Libération, 12 avril 2001, par Robert Maggiori
Retiens la nuit
À partir de Maurice Blanchot : la pensée hantée par ce qu’elle ne peut saisir.
Que dit-on et que voit-on exactement lorsqu’on dit qu’on ne voit « rien »? Comment « rien » peut-il être vu ? Quand on (ne) voit « rien », on voit évidemment quelque chose, et précisément que la chose (qu’on cherche, qu’on attend, qu’on veut comprendre, etc.) n’est pas là. C’est sur un fond ou un horizon de présence que se « voit », en creux, l’absence.
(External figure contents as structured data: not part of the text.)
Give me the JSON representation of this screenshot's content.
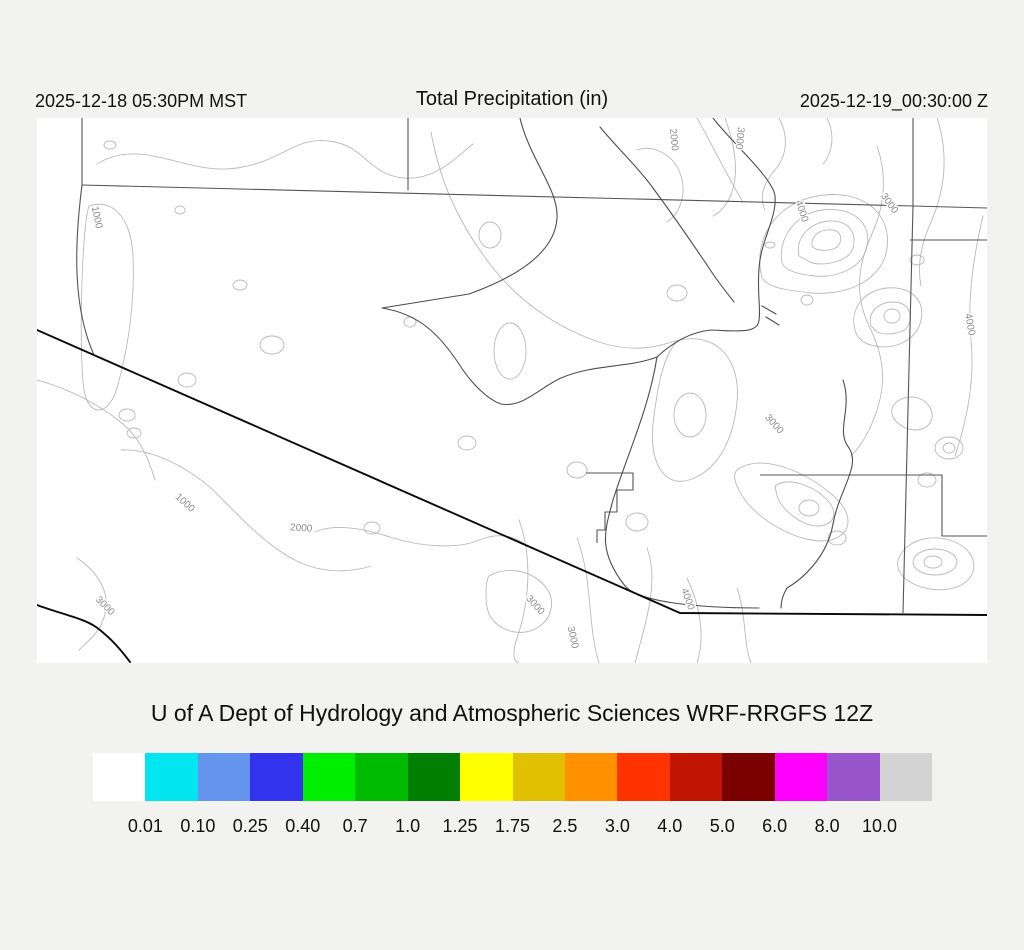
{
  "header": {
    "left_timestamp": "2025-12-18 05:30PM MST",
    "title": "Total Precipitation (in)",
    "right_timestamp": "2025-12-19_00:30:00 Z"
  },
  "footer": {
    "title": "U of A Dept of Hydrology and Atmospheric Sciences WRF-RRGFS 12Z"
  },
  "map": {
    "description": "Topographic contour base map of Arizona region with state borders and Mexico border",
    "contour_labels": [
      "1000",
      "1000",
      "2000",
      "2000",
      "3000",
      "4000",
      "3000",
      "4000",
      "3000",
      "3000",
      "3000",
      "3000",
      "4000"
    ]
  },
  "legend": {
    "colors": [
      "#FFFFFF",
      "#00E5EE",
      "#6495ED",
      "#3333EE",
      "#00EE00",
      "#00BB00",
      "#007F00",
      "#FFFF00",
      "#E0C000",
      "#FF9100",
      "#FF3300",
      "#C01500",
      "#7D0000",
      "#FF00FF",
      "#9955CC",
      "#D3D3D3"
    ],
    "labels": [
      "0.01",
      "0.10",
      "0.25",
      "0.40",
      "0.7",
      "1.0",
      "1.25",
      "1.75",
      "2.5",
      "3.0",
      "4.0",
      "5.0",
      "6.0",
      "8.0",
      "10.0"
    ]
  }
}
Mais peut-on seulement imaginer un horizon d’absence à partir duquel « rien » n’adviendrait, aucune présence ne se dégagerait, aucun phénomène ne se manifesterait ? Y a-t-il, autrement dit, un « excès » radical, un « dehors » absolu à ce qui est ? Et si vivre est vivre dans un monde, dans du temps, dans du langage, dans du sens, existe-t-il « quelque chose » qui au temps soit hétérogène, qui, « défiant toute nomination, mette en échec le langage », « faisant irruption dans une existence individuelle impuissante à l’intégrer », ébranle les pouvoirs du sujet, ou, « surgissant comme un scandale dans la dimension collective », rompe la trame de l’histoire ?
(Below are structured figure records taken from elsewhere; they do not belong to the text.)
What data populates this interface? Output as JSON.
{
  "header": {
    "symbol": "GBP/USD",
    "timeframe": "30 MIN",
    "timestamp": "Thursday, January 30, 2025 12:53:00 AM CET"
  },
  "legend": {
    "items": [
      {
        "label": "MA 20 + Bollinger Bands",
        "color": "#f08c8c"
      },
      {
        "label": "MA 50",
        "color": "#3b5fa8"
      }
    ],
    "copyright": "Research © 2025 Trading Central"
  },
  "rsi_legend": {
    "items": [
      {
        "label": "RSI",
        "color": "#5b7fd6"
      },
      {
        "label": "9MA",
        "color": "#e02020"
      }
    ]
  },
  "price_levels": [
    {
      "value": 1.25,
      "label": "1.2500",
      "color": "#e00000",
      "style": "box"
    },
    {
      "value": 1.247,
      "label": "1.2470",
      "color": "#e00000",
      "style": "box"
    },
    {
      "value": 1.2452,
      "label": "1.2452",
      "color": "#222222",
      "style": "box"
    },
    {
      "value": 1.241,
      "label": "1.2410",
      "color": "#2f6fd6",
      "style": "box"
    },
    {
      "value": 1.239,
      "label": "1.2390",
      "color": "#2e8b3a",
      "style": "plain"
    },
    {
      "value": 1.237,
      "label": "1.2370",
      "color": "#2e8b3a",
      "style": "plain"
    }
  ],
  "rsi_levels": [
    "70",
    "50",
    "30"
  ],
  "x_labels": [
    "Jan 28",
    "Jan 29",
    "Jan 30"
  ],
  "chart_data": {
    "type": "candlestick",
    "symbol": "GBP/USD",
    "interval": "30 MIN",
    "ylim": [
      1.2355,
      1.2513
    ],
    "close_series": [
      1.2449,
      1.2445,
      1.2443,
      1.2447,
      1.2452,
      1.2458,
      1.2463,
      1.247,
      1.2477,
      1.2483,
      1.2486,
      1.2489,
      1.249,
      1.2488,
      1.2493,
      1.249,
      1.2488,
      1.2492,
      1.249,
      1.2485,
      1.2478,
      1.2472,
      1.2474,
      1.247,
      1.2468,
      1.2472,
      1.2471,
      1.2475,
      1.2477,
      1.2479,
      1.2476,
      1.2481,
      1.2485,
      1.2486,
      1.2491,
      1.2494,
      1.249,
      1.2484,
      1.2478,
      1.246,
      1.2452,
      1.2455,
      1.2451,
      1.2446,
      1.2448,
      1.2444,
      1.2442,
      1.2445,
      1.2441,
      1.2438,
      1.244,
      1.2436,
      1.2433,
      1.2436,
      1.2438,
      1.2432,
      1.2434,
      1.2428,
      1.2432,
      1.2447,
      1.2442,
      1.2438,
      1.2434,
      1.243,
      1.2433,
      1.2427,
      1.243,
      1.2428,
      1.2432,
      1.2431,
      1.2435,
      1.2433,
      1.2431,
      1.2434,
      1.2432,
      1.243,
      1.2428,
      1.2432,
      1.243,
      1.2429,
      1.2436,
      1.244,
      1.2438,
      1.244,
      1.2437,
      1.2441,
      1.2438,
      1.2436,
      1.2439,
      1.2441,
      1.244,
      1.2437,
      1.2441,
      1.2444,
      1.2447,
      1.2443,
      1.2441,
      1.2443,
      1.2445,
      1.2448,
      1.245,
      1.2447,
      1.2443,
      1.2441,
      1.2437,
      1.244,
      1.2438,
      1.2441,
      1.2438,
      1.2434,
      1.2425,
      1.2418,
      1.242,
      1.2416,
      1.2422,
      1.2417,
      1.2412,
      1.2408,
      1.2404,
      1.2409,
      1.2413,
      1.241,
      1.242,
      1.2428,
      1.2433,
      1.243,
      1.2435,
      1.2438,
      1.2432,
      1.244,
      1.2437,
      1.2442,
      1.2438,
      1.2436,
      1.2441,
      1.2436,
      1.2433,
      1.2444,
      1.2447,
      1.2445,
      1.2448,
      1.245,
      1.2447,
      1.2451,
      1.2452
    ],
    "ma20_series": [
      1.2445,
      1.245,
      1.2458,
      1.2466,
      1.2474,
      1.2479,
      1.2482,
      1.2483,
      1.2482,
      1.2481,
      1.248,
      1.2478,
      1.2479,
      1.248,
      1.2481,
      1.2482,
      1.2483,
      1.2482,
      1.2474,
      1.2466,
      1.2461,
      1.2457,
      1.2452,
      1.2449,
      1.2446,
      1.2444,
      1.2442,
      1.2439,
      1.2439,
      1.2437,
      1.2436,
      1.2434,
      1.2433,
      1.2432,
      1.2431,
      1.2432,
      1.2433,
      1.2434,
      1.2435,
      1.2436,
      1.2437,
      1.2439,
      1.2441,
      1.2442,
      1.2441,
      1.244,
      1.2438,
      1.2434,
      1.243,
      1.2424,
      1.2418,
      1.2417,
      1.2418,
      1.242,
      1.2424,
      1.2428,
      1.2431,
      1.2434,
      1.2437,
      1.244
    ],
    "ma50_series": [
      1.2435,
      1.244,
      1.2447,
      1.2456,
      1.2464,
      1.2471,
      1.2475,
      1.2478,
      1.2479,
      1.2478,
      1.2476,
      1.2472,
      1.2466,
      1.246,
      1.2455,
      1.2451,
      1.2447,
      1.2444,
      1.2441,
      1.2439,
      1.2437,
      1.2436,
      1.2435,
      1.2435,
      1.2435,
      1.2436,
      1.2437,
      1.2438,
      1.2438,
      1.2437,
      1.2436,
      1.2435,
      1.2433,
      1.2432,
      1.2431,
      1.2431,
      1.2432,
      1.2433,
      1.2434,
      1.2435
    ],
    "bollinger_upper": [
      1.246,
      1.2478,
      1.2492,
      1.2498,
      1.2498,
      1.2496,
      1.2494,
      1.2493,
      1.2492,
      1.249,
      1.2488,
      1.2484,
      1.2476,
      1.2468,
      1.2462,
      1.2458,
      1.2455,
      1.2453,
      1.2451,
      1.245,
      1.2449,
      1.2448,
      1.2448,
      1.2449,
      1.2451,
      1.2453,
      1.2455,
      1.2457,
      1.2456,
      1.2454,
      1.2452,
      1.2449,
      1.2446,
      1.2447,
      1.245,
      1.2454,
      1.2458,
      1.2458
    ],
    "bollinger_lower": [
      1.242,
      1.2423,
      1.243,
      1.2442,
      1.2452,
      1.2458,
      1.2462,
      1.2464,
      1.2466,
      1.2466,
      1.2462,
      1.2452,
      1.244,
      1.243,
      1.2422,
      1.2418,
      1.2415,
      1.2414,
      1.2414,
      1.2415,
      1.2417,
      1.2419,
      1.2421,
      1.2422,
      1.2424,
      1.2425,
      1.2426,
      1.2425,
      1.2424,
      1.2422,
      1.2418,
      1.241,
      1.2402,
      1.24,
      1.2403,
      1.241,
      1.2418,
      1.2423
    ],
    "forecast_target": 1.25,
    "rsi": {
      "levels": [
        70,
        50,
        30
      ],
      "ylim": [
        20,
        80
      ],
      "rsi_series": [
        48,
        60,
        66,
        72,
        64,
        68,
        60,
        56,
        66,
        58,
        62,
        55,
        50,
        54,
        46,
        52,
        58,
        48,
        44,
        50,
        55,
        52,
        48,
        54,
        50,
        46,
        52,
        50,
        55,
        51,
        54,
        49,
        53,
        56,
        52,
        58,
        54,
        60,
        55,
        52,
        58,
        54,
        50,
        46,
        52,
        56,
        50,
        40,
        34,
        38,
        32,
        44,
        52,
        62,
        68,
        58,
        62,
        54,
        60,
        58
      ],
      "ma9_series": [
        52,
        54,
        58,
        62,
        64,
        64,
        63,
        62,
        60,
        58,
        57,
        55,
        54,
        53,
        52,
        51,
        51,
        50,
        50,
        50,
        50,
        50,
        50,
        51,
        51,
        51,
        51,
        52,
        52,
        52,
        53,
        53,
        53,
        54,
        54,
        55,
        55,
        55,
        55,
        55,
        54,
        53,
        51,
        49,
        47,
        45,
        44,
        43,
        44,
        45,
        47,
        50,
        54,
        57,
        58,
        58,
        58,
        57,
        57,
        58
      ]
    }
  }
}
L’ambition de la philosophie a toujours été de saisir ce qui est, de « s’ajuster le plus étroitement possible à toute présence ». En sa modernité, elle se trouve plutôt aimantée par cette « effraction du sans-nom », « littéralement hantée par ce qu’elle ne peut saisir, fascinée par une transgression qu’elle sait ne pas pouvoir accomplir », et qu’elle décline sous les noms de « rien » (Heidegger), « differance » (Derrida), « événement » (Deleuze), « dehors » (Foucault), ou « absolument autre » (Lévinas). Qu’on ne croie pas cependant que ces interrogations convoquent les seuls philosophes. De ce qu’elles cèlent, chacun fait expérience, dans des situations extrêmes, lorsque la souffrance, par exemple, submerge tout, lorsque l’on se sent dépossédé de soi, lorsque la vie semble ne pas pouvoir « reprendre ses droits », lorsque « tout s’écroule », lorsque plus « rien » ne vaut la peine. Maurice Blanchot lui donne l’énigmatique nom de « nuit ».
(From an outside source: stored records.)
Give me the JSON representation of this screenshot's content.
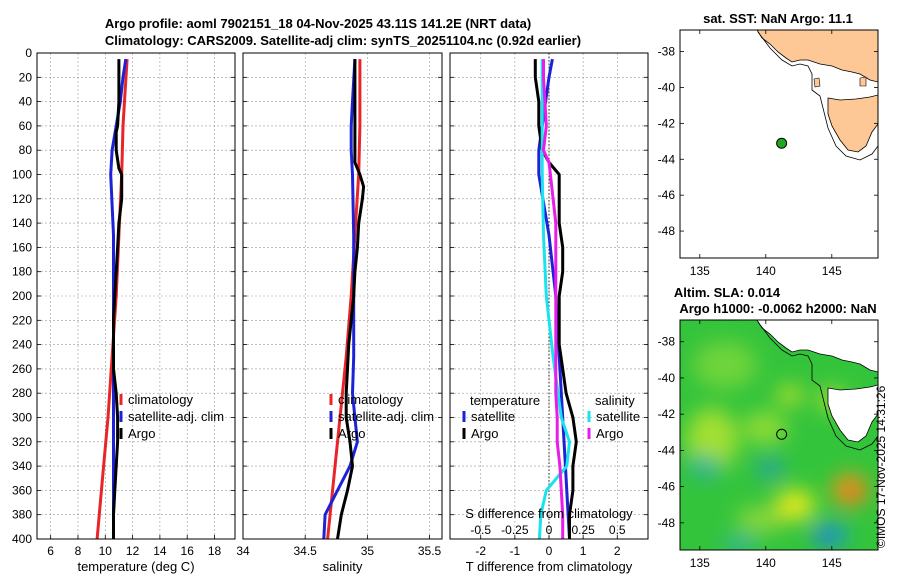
{
  "title": {
    "line1": "Argo profile: aoml 7902151_18 04-Nov-2025 43.11S 141.2E (NRT data)",
    "line2": "Climatology: CARS2009. Satellite-adj clim: synTS_20251104.nc (0.92d earlier)"
  },
  "colors": {
    "climatology": "#e8262a",
    "satellite": "#1e22d6",
    "argo": "#000000",
    "temp_sat_diff": "#1e22d6",
    "sal_sat_diff": "#19e3ee",
    "sal_argo_diff": "#e81ee8",
    "land": "#fdc896",
    "float_marker": "#1fa81f"
  },
  "depth_ticks": [
    "0",
    "20",
    "40",
    "60",
    "80",
    "100",
    "120",
    "140",
    "160",
    "180",
    "200",
    "220",
    "240",
    "260",
    "280",
    "300",
    "320",
    "340",
    "360",
    "380",
    "400"
  ],
  "chart_data": [
    {
      "type": "line",
      "name": "temperature",
      "xlabel": "temperature (deg C)",
      "xlim": [
        5,
        19.5
      ],
      "ylim": [
        0,
        400
      ],
      "xticks": [
        "6",
        "8",
        "10",
        "12",
        "14",
        "16",
        "18"
      ],
      "xtick_values": [
        6,
        8,
        10,
        12,
        14,
        16,
        18
      ],
      "legend": [
        "climatology",
        "satellite-adj. clim",
        "Argo"
      ],
      "series": [
        {
          "name": "climatology",
          "color_key": "climatology",
          "depth": [
            5,
            60,
            100,
            150,
            200,
            250,
            300,
            350,
            400
          ],
          "values": [
            11.6,
            11.3,
            11.2,
            11.0,
            10.8,
            10.5,
            10.2,
            9.8,
            9.4
          ]
        },
        {
          "name": "satellite-adj. clim",
          "color_key": "satellite",
          "depth": [
            5,
            20,
            40,
            60,
            80,
            100,
            150,
            200,
            250,
            300,
            350,
            400
          ],
          "values": [
            11.5,
            11.3,
            11.1,
            10.8,
            10.5,
            10.4,
            10.6,
            10.6,
            10.6,
            10.6,
            10.6,
            10.6
          ]
        },
        {
          "name": "Argo",
          "color_key": "argo",
          "depth": [
            5,
            20,
            40,
            60,
            65,
            80,
            95,
            100,
            120,
            140,
            160,
            180,
            200,
            220,
            240,
            260,
            280,
            300,
            320,
            340,
            360,
            380,
            400
          ],
          "values": [
            11.0,
            11.0,
            11.0,
            10.9,
            10.8,
            10.8,
            11.0,
            11.2,
            11.2,
            11.0,
            10.9,
            10.8,
            10.7,
            10.6,
            10.6,
            10.6,
            10.8,
            10.9,
            10.9,
            10.8,
            10.7,
            10.6,
            10.6
          ]
        }
      ]
    },
    {
      "type": "line",
      "name": "salinity",
      "xlabel": "salinity",
      "xlim": [
        34,
        35.6
      ],
      "ylim": [
        0,
        400
      ],
      "xticks": [
        "34",
        "34.5",
        "35",
        "35.5"
      ],
      "xtick_values": [
        34,
        34.5,
        35,
        35.5
      ],
      "legend": [
        "climatology",
        "satellite-adj. clim",
        "Argo"
      ],
      "series": [
        {
          "name": "climatology",
          "color_key": "climatology",
          "depth": [
            5,
            60,
            100,
            150,
            200,
            250,
            300,
            350,
            400
          ],
          "values": [
            34.94,
            34.94,
            34.93,
            34.9,
            34.87,
            34.83,
            34.78,
            34.73,
            34.68
          ]
        },
        {
          "name": "satellite-adj. clim",
          "color_key": "satellite",
          "depth": [
            5,
            40,
            60,
            80,
            100,
            150,
            200,
            250,
            280,
            300,
            320,
            340,
            360,
            380,
            400
          ],
          "values": [
            34.9,
            34.88,
            34.87,
            34.87,
            34.88,
            34.89,
            34.89,
            34.89,
            34.88,
            34.9,
            34.92,
            34.86,
            34.76,
            34.66,
            34.65
          ]
        },
        {
          "name": "Argo",
          "color_key": "argo",
          "depth": [
            5,
            20,
            40,
            60,
            80,
            90,
            100,
            110,
            120,
            140,
            160,
            180,
            200,
            220,
            240,
            260,
            280,
            300,
            320,
            340,
            360,
            380,
            400
          ],
          "values": [
            34.9,
            34.9,
            34.9,
            34.9,
            34.9,
            34.9,
            34.94,
            34.97,
            34.96,
            34.93,
            34.92,
            34.9,
            34.89,
            34.87,
            34.85,
            34.84,
            34.83,
            34.83,
            34.86,
            34.88,
            34.84,
            34.79,
            34.76
          ]
        }
      ]
    },
    {
      "type": "line",
      "name": "difference",
      "xlabel": "T difference from climatology",
      "top_label": "S difference from climatology",
      "xlim": [
        -2.9,
        2.9
      ],
      "ylim": [
        0,
        400
      ],
      "xticks": [
        "-2",
        "-1",
        "0",
        "1",
        "2"
      ],
      "xtick_values": [
        -2,
        -1,
        0,
        1,
        2
      ],
      "sticks": [
        "-0.5",
        "-0.25",
        "0",
        "0.25",
        "0.5"
      ],
      "stick_values": [
        -0.5,
        -0.25,
        0,
        0.25,
        0.5
      ],
      "legend_titles": [
        "temperature",
        "salinity"
      ],
      "legend_temp": [
        "satellite",
        "Argo"
      ],
      "legend_sal": [
        "satellite",
        "Argo"
      ],
      "series": [
        {
          "name": "temperature satellite",
          "color_key": "temp_sat_diff",
          "depth": [
            5,
            20,
            40,
            60,
            80,
            100,
            150,
            200,
            250,
            300,
            350,
            400
          ],
          "values": [
            0.1,
            0.0,
            -0.1,
            -0.2,
            -0.3,
            -0.3,
            0.0,
            0.2,
            0.3,
            0.4,
            0.5,
            0.6
          ]
        },
        {
          "name": "temperature Argo",
          "color_key": "argo",
          "depth": [
            5,
            20,
            40,
            60,
            80,
            90,
            100,
            120,
            140,
            160,
            180,
            200,
            220,
            240,
            260,
            280,
            300,
            320,
            340,
            360,
            380,
            400
          ],
          "values": [
            -0.4,
            -0.4,
            -0.3,
            -0.3,
            -0.2,
            0.0,
            0.3,
            0.3,
            0.3,
            0.4,
            0.4,
            0.3,
            0.3,
            0.3,
            0.4,
            0.5,
            0.7,
            0.8,
            0.7,
            0.7,
            0.6,
            0.6
          ]
        },
        {
          "name": "salinity satellite",
          "color_key": "sal_sat_diff",
          "depth": [
            5,
            40,
            60,
            80,
            90,
            100,
            150,
            200,
            250,
            300,
            320,
            340,
            360,
            380,
            400
          ],
          "values": [
            -0.05,
            -0.05,
            -0.05,
            -0.05,
            -0.05,
            -0.05,
            -0.04,
            -0.02,
            0.03,
            0.09,
            0.15,
            0.13,
            -0.02,
            -0.06,
            -0.07
          ]
        },
        {
          "name": "salinity Argo",
          "color_key": "sal_argo_diff",
          "depth": [
            5,
            20,
            40,
            60,
            80,
            90,
            100,
            120,
            140,
            160,
            180,
            200,
            220,
            240,
            260,
            280,
            300,
            320,
            340,
            360,
            380,
            400
          ],
          "values": [
            -0.04,
            -0.04,
            -0.03,
            -0.02,
            -0.04,
            0.0,
            0.01,
            0.03,
            0.05,
            0.05,
            0.05,
            0.05,
            0.05,
            0.05,
            0.05,
            0.05,
            0.06,
            0.06,
            0.08,
            0.09,
            0.1,
            0.1
          ]
        }
      ]
    },
    {
      "type": "map",
      "name": "sst-map",
      "title": "sat. SST: NaN Argo: 11.1",
      "xlim": [
        133.5,
        148.5
      ],
      "ylim": [
        -49.5,
        -36.8
      ],
      "xticks": [
        "135",
        "140",
        "145"
      ],
      "xtick_values": [
        135,
        140,
        145
      ],
      "yticks": [
        "-38",
        "-40",
        "-42",
        "-44",
        "-46",
        "-48"
      ],
      "ytick_values": [
        -38,
        -40,
        -42,
        -44,
        -46,
        -48
      ],
      "float_position": {
        "lon": 141.2,
        "lat": -43.11
      }
    },
    {
      "type": "map",
      "name": "sla-map",
      "title1": "Altim. SLA: 0.014",
      "title2": "Argo h1000: -0.0062 h2000: NaN",
      "xlim": [
        133.5,
        148.5
      ],
      "ylim": [
        -49.5,
        -36.8
      ],
      "xticks": [
        "135",
        "140",
        "145"
      ],
      "xtick_values": [
        135,
        140,
        145
      ],
      "yticks": [
        "-38",
        "-40",
        "-42",
        "-44",
        "-46",
        "-48"
      ],
      "ytick_values": [
        -38,
        -40,
        -42,
        -44,
        -46,
        -48
      ],
      "float_position": {
        "lon": 141.2,
        "lat": -43.11
      }
    }
  ],
  "stamp": "©IMOS 17-Nov-2025 14:31:26"
}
L’Étre et le neutre de Marlène Zarader est une profonde réflexion, incisive et fervente, sur cette « nuit », sur le neutre (« sens absent se déployant au-delà de l’être ») et sur le désastre. « Face à la nuit, que peut (que doit) la pensée? ». C’est « à partir de Maurice Blanchot » qu’elle tente de répondre à une telle question, parce que Blanchot, comme le notait Michel Foucault, l’incarne, estcette question même, portée à son incandescence. Le livre est donc, d’abord, une étude de l’œuvre de Blanchot, qui tient aujourd’hui une fonction de miroir dans lequel l’époque trouve « l’écho amplifié de ses silences, le garant le plus sûr de ses fragiles vérités ». Cette œuvre, que les partages traditionnels ne posent pas comme étant en elle-même philosophique, est, on le sait, « suffisamment exemplaire pour nourrir la réflexion » des plus grands philosophes, et elle inspire un respect tel qu’elle finit par être un « point aveugle ». Marlène Zarader ne la considère pas seulement de cette façon, quelque peu « mythique »: instaurant un dialogue avec Hegel, Husserl, Heidegger ou Lévinas, elle prend « au sérieux, et au mot, la pensée de Blanchot », en en mesurant la validité à l’aune de la phénoménologie, ou en suivant la façon dont s’y « conquiert phénoménologiquement la nuit »,contre la phénoménologie elle-même, « en sa fondation husserlienne comme en sa “répétition” heideggerienne ». Ce chemin traverse bien des paradoxes. « Accueillir la nuit », respecter l’irréductibilité de l’abîme, conduit à « en finir avec l’être », à renoncer au sens lui-même, et se condamner au pur silence. Mais si « accueillir la nuit », sa propre nuit ou celle de l’histoire, trouve un sens, cela veut dire qu’elle a été rapatriée dans le champ d’une pensée possible: elle n’est plus la nuit alors, mais la claire sécurité de l’être. De quoi la pensée doit-elle faire le deuil pour pouvoir penser ce qui la nie ? Et à quel prix doit-on payer le fait de ne « rien » voir, de ne pas voir dans l’extrême souffrance, le malheur ou la mort, « une charge quelconque de vérité » ?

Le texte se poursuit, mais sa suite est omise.